If the Rescue Plan version of the Child Tax Credit were in place for 2024, roughly 2.6 million fewer children would live in families with incomes below the poverty line. (See Table 1 at this link for estimates by state.) This includes 959,000 Latino children, 755,000 white children, 654,000 Black children, 79,000 Native American children, and 71,000 Asian children.
Congress should, at a minimum, reinstate the Rescue Plan expansion of the Child Tax Credit.
We’ve seen strong interest in the Child Tax Credit over the last year. Bipartisan tax legislation, which was negotiated by House Ways and Means Chair Jason Smith (R-Mo.) and Senate Finance Committee Chair Ron Wyden (D-Ore.), included a modest, but still important, expansion and passed the House with a large majority in January 2024. That proposal would have increased the Child Tax Credit for an estimated 16 million children in the first year, and lifted some 500,000 children above the poverty line when fully in effect.

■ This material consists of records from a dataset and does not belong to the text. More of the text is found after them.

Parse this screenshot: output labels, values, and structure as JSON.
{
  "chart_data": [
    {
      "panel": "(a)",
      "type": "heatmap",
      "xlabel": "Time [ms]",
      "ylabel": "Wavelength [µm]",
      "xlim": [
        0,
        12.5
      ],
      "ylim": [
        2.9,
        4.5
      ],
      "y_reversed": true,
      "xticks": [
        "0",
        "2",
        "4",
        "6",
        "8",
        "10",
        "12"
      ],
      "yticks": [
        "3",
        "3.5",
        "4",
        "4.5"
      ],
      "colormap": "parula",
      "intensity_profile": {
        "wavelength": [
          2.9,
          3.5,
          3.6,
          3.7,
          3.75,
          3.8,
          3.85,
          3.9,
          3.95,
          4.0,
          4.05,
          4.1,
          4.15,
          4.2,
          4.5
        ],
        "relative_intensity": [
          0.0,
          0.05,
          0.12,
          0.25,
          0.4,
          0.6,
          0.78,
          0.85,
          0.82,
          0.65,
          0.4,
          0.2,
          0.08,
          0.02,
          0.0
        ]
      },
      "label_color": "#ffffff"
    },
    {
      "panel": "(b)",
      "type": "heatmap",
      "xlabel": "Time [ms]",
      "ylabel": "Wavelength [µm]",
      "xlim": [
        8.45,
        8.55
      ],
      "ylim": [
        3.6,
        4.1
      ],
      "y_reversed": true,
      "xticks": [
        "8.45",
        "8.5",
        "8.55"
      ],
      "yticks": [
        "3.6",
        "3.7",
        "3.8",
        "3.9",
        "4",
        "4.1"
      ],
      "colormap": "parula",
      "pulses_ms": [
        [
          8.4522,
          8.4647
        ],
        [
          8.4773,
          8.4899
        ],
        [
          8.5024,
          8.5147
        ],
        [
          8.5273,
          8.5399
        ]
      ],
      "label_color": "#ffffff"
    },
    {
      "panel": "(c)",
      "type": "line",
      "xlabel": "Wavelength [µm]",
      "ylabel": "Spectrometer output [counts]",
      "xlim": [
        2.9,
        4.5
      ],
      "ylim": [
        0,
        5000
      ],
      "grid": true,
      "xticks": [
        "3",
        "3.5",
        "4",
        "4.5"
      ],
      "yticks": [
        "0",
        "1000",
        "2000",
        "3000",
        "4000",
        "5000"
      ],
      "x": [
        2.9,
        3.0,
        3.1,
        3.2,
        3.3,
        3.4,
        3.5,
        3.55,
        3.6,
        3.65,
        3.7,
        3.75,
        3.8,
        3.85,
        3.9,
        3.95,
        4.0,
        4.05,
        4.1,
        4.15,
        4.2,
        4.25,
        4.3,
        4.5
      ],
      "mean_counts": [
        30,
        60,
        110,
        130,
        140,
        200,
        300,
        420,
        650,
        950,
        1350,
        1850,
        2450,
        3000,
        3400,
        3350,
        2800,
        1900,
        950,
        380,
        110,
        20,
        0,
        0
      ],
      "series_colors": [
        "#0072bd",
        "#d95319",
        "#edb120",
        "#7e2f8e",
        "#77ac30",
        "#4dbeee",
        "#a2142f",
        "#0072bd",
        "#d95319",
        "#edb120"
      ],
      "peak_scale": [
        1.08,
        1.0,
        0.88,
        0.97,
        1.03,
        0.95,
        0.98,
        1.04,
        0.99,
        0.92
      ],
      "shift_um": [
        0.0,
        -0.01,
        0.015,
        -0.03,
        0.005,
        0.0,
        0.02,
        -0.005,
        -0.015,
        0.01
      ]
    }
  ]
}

Separately, two congressional proposals, Sens. Sherrod Brown (D-Ohio) and Michael Bennet’s (D-Colo.) Working Families Tax Relief Act and Rep. Rosa DeLauro’s (D-Conn.) American Family Act, build on the success of the Rescue Plan’s expanded Child Tax Credit. They make the full credit available to children in families with low incomes, propose larger maximum credit amounts than the Rescue Plan (by adjusting the Rescue Plan maximum credit amounts for inflation), and make additional changes to the credit. Though details differ, both proposals would lift more children above the poverty line over time than reinstating the 2021 Rescue Plan credit due to their larger maximum credit values and other changes. For example, according to a Columbia University analysis, had the American Family Act been in place for 2023 the credit expansion would have lifted an additional 3.6 million children out of poverty compared to current law.
Policymakers in both parties should make expanding the Child Tax Credit a priority in the 2025 tax debate. At minimum they should reinstate the Rescue Plan changes, which would provide an income boost to more than 60 million children in total, including the 19 million children in families with the lowest incomes. (See Table 2 at this link for estimates by state.) Expanding the Child Tax Credit is a proven solution for lifting millions of children above the poverty line and helping to ensure that all children have the resources they need to thrive.